Here, the BFS algorithm is explained in blocks, which are roughly divided into the main function main, the BFS algorithm process BFSCore function and the configuration class MyConfig.

2.1 Head file

#include "olap/olap_on_disk.h"   
#include "tools/json.hpp"      //Header files to include when using TuGraph
#include "./algo.h"   //A header file containing various algorithmic logic functions

When using TuGraph to realize the calculation application of graph data files, generally, the StandaloneGraph class object graph is first created, the graph file data is loaded into the graph, and then the graph calculation process is realized by calling the graph logic function, and finally the result of the graph calculation is printed out.

2.2 Configuration class MyConfig

The MyConfig configuration class function is used to provide the configuration information required for the algorithm logic calculation, inherited from ConfigBase , where EdgeDate can choose Empty (unweighted graph), int (the weight of the weighted graph is an integer) or double (the weight of the weighted graph is double) type.

The MyConfig configuration class generally depends on the algorithm, and additional configuration information is required as follows:

Parameters required by the algorithm
Algorithm name
Configure the Print function in the class Other common members inherit from ConfigBase, please refer to src/olap/olap_config.h for reference.

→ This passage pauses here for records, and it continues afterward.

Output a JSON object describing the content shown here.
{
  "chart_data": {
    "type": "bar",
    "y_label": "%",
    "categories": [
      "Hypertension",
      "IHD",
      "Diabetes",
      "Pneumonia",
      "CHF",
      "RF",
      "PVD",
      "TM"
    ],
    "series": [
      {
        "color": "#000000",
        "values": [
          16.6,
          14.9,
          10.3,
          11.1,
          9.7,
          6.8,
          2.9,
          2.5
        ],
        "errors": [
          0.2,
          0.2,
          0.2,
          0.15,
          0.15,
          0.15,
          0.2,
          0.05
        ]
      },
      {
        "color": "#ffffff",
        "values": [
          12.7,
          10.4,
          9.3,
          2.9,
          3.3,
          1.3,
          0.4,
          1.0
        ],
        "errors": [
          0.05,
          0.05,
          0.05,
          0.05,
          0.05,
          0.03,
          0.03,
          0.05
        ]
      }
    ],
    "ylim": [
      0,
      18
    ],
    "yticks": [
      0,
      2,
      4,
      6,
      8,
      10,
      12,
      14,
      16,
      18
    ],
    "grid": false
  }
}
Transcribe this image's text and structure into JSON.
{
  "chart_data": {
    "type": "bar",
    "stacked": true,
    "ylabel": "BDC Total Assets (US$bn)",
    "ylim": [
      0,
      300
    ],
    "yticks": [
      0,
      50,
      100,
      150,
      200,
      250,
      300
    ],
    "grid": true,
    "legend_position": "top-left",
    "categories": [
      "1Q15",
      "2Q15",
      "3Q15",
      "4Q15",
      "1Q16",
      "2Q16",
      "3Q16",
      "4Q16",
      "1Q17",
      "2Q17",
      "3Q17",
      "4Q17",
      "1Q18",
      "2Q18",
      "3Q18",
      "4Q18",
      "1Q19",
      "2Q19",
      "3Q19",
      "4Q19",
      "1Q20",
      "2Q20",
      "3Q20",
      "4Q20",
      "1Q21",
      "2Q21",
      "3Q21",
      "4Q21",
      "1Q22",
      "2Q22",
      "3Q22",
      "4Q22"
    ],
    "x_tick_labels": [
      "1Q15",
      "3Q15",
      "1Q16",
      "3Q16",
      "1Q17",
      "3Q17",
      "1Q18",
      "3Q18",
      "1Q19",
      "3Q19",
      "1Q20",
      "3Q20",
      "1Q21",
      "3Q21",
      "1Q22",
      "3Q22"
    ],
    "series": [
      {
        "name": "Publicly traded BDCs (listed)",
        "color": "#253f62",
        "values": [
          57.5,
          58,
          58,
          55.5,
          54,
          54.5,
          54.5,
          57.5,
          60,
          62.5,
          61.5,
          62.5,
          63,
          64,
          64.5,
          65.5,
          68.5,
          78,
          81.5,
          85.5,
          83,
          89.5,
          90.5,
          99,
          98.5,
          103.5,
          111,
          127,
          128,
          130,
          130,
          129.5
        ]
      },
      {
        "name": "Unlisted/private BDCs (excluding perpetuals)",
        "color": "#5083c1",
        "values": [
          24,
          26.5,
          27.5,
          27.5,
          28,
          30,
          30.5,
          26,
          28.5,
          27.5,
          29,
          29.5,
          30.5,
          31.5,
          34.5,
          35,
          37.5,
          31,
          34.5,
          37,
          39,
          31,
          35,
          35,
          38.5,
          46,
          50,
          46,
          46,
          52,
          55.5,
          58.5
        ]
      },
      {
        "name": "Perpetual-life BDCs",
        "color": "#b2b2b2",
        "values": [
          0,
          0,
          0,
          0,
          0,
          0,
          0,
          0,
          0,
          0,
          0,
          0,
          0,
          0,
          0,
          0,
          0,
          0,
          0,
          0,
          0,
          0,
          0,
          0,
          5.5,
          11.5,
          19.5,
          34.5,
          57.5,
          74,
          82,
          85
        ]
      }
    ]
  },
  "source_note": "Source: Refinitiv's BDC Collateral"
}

class MyConfig : public ConfigBase<Empty> {
 public:

    // The parameters required by the algorithm are initialized
    size_t root = 0;
    std::string name = std::string("bfs");
    void AddParameter(fma_common::Configuration & config) {
        ConfigBase<Empty>::AddParameter(config);
        config.Add(root, "root", true)
                .Comment("the root of bfs");
    }
    void Print() {
        ConfigBase<Empty>::Print();
        std::cout << "  name: " << name << std::endl;
        if (root != size_t(-1)) {
            std::cout << "  root: " << root << std::endl;
        } else {
            std::cout << "  root: UNSET" << std::endl;
        }
    }
    // The configuration file accepts command line parameters. This use case will sequentially read the parameters when calling the algorithm from the command line. The value specified by the user is preferred. If the user does not specify it, the default parameter is selected.
    MyConfig(int &argc, char** &argv): ConfigBase<Empty>(argc, argv) {
        fma_common::Configuration config;
        AddParameter(config);
        config.ExitAfterHelp(true);
        config.ParseAndFinalize(argc, argv);
        Print();
    }
};

2.3 main function

int main(int argc, char** argv) {
    double start_time;
    // Statistical memory consumption class MemUsage instantiation
    MemUsage memUsage;
    memUsage.startMemRecord();

    // prepare
    start_time = get_time();
    // Configuration class MyConfig instantiation
    MyConfig config(argc, argv);
    size_t root_vid = config.root;
    // OlapOnDisk class instantiation
    OlapOnDisk<Empty> graph;
    graph.Load(config, DUAL_DIRECTION);
    memUsage.print();
    memUsage.reset();
    // Statistical graph loading time consumption
    auto prepare_cost = get_time() - start_time;
    printf("prepare_cost = %.2lf(s)\n", prepare_cost);

    // core
    start_time = get_time();
    // Create an array to count whether a node has been traversed
    auto parent = graph.AllocVertexArray<size_t>();
    // Breadth-first search algorithm, returns the number of nodes connected to the root_vid root node in the graph
    size_t count = BFSCore(graph, root_vid, parent);
    memUsage.print();
    memUsage.reset();
    auto core_cost = get_time() - start_time;
    printf("core_cost = %.2lf(s)\n", core_cost);

    // output
    start_time = get_time();
    // Print relevant information to the terminal
    printf("found_vertices = %ld\n", count);
    auto output_cost = get_time() - start_time;
    printf("output_cost = %.2lf(s)\n", output_cost);

    printf("total_cost = %.2lf(s)\n", prepare_cost + core_cost + output_cost);
    printf("DONE.");

    return 0;
}

2.4 bfs algorithm process

The main process of bfs has two input parameters, the snapshot class (subgraph) and the number of iterations. The overall process can be divided into the following steps:

Relevant definitions and initialization of data structures
Use the batch function to perform cyclic calculations on each node, find all nodes adjacent to the current node in each round, and exchange them when the round ends.
Until all nodes are found, return the number of nodes discovered_vertices.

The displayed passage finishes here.